When I was a kid in the 1970s–1980s, it was a golden age for movie soundtracks, particularly in science fiction / science fantasy. Jerry Goldsmith and John Williams were giants in the genre, having composed two of the most memorable sci-fi themes of all time. Goldsmith is best known for the theme for Star Trek: The Motion Picture, which later became the theme for the television series, Star Trek: The Next Generation. Williams is known for many popular movie themes, including Raiders of the Lost Ark and Jaws, but is arguably best known for Star Wars. The names of these composers are practically synonymous with science fiction, but these composers could hardly differ more in style.
Goldsmith’s style is grand, remote, cerebral. In my opinion, he’s most responsible for the ‘spacey’ ambiance of hard sci-fi. In this piece from Alien (1979), called “Hypersleep,” there is a vague nautical element—you get the sense of a lonely ship navigating an endless cosmos. Like much of his space-music, it is stark and beautiful. This universe is cold in its beauty—it offers wonder, but no quarter.
In “The Cloud,” a piece from ST:TMP (1979), we get a sense of the enormity of the unknown entity heading for Earth and of the secret it contains. Again, there is a nautical element, highlighted by electronic whooshes that evoke memories of earthly oceans. The music is a little brighter here—the universe of Star Trek is less harsh and hostile than that of Alien, but no less grand and mysterious.
In contrast, Williams’ style is robust, familiar, romantic.

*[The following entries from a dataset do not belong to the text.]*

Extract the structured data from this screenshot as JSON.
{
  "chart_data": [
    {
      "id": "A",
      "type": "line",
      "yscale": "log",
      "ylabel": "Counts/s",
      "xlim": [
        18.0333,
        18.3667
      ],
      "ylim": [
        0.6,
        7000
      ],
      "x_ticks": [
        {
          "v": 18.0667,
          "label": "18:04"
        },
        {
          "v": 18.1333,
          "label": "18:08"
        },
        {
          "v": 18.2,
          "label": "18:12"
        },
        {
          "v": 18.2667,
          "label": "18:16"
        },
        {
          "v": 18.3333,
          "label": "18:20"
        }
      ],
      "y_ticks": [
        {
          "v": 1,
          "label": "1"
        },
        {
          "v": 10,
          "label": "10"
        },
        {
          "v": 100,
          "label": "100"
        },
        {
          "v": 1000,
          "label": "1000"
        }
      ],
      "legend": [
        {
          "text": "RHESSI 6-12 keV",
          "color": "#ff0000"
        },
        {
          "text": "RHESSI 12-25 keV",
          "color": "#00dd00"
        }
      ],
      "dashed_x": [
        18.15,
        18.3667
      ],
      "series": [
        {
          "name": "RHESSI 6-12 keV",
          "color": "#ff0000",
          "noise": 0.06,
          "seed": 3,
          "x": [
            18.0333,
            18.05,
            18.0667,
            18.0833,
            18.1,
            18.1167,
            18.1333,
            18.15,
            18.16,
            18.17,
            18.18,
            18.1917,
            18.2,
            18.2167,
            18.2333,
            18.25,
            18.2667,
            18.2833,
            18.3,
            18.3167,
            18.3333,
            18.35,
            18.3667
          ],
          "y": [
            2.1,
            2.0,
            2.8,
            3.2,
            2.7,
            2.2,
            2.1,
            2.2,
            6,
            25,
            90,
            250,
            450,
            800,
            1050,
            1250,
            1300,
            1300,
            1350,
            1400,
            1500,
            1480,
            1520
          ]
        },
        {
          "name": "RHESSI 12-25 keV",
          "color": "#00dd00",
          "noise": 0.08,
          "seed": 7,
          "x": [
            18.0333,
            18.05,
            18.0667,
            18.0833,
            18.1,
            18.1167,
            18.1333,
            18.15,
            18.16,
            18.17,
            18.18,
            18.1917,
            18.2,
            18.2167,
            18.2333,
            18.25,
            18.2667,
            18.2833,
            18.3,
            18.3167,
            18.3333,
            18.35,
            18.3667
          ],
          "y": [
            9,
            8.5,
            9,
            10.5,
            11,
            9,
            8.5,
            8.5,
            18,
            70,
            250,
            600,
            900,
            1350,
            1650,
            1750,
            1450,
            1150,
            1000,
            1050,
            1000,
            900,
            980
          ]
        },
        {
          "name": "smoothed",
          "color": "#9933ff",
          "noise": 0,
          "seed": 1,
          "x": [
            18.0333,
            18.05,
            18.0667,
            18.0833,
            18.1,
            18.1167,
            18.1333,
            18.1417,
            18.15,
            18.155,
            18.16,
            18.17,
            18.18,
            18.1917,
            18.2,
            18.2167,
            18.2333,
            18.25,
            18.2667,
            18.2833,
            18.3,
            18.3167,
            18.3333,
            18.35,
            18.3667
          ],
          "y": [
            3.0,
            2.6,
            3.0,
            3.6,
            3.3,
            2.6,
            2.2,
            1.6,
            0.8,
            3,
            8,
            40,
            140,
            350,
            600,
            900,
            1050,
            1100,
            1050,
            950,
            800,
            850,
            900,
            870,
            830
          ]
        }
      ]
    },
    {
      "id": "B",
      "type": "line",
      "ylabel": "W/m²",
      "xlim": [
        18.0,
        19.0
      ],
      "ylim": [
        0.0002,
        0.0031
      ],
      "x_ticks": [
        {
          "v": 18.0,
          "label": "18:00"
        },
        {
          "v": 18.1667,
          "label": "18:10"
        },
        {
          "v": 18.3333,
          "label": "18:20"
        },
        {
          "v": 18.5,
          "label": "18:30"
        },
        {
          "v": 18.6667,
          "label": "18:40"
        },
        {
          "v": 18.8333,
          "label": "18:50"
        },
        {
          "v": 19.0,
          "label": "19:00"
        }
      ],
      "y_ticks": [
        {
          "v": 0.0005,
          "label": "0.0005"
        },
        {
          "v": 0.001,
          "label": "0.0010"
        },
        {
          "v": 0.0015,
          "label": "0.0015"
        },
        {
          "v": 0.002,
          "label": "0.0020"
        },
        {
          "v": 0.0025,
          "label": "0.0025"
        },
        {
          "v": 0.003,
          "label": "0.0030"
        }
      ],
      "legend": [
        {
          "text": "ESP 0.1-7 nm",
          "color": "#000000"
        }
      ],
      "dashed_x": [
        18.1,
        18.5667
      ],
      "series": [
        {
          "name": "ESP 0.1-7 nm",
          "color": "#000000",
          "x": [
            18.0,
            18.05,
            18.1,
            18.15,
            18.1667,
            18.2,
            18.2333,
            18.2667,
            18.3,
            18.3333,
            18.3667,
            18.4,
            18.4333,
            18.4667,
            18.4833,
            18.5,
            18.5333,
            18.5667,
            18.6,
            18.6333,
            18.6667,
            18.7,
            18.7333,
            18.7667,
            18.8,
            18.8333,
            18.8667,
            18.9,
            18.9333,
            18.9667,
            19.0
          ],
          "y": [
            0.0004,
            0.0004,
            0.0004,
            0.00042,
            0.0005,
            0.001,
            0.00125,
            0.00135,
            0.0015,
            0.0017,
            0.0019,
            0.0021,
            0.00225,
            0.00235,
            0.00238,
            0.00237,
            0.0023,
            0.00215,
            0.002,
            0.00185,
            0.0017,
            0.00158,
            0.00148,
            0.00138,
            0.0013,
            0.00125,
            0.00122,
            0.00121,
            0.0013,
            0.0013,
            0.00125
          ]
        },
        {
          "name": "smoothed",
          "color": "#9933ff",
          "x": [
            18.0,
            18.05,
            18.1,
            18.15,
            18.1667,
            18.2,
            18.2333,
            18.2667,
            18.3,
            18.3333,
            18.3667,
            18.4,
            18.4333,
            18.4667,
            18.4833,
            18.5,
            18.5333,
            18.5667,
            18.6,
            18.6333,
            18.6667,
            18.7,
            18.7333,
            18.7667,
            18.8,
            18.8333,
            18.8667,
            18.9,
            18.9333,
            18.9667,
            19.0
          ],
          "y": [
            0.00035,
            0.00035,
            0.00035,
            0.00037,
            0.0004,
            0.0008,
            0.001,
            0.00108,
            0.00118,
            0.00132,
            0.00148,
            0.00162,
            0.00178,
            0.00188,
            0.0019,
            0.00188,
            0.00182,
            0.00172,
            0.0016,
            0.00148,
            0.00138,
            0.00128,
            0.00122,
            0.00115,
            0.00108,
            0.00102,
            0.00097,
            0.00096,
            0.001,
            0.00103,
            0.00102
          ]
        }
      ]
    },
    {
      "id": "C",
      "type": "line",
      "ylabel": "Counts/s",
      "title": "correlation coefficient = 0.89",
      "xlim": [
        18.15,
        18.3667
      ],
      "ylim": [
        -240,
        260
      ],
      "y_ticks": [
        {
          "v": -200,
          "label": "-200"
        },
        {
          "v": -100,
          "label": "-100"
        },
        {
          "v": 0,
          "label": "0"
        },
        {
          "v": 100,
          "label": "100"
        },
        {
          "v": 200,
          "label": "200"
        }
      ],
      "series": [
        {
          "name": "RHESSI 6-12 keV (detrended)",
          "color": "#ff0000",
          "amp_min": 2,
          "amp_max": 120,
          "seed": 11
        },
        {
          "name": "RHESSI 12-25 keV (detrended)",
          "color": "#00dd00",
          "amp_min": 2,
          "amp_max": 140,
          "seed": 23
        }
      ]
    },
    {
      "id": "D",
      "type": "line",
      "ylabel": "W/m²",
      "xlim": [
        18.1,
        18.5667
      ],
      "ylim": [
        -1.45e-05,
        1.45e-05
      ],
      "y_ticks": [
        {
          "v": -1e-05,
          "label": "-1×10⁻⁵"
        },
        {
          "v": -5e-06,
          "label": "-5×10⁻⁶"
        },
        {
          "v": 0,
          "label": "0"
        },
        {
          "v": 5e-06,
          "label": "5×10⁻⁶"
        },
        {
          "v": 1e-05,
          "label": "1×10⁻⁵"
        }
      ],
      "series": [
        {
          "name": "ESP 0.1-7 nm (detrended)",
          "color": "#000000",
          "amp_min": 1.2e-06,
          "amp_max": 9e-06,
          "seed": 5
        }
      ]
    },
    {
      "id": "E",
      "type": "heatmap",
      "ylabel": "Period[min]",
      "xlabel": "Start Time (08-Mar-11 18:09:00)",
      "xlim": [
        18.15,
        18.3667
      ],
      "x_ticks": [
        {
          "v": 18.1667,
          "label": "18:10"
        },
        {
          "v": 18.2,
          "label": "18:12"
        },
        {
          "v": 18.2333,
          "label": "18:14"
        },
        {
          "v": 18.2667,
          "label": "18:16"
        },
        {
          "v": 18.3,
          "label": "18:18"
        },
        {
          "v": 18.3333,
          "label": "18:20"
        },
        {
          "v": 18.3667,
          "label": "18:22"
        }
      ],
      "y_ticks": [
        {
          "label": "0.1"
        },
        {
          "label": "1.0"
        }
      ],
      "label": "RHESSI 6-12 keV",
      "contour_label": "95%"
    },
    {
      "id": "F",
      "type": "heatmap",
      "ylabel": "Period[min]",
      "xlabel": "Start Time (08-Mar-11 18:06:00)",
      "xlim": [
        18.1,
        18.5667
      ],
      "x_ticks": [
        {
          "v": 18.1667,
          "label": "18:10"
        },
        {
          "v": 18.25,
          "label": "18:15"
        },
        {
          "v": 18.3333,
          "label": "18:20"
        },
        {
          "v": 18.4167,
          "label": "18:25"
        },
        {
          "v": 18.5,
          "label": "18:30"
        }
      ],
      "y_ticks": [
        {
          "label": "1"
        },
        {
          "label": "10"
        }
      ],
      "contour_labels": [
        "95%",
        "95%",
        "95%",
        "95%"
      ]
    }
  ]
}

It is evocative of adventure, human relationships, and spirituality. Consider this piece from Return of the Jedi (1983), which frames the moment when Luke reveals to Leia that they are brother and sister. This piece, like most of Williams’ compositions, is suffused with warmth and emotion.
“Tales of a Jedi Knight / Learn About the Force” (Star Wars, 1977) is no less filled with awe and mystery than Goldsmith’s “The Cloud,” but it is more optimistic and tinged with a sense of adventure. Here we have the budding relationship between a master and his young apprentice. With Williams, you don’t get the sense of a harsh and hostile universe, but one in which purpose and hope are woven into the fabric of its cosmos, even while it is momentarily under the sway of a dark and oppressive force.
Though Goldsmith and Williams differ in style, they have one element in common—the sense of awe and grandeur they convey through their compositions. It’s impossible to imagine the universes of Alien, Star Trek, and Star Wars without the character and dimension of their music.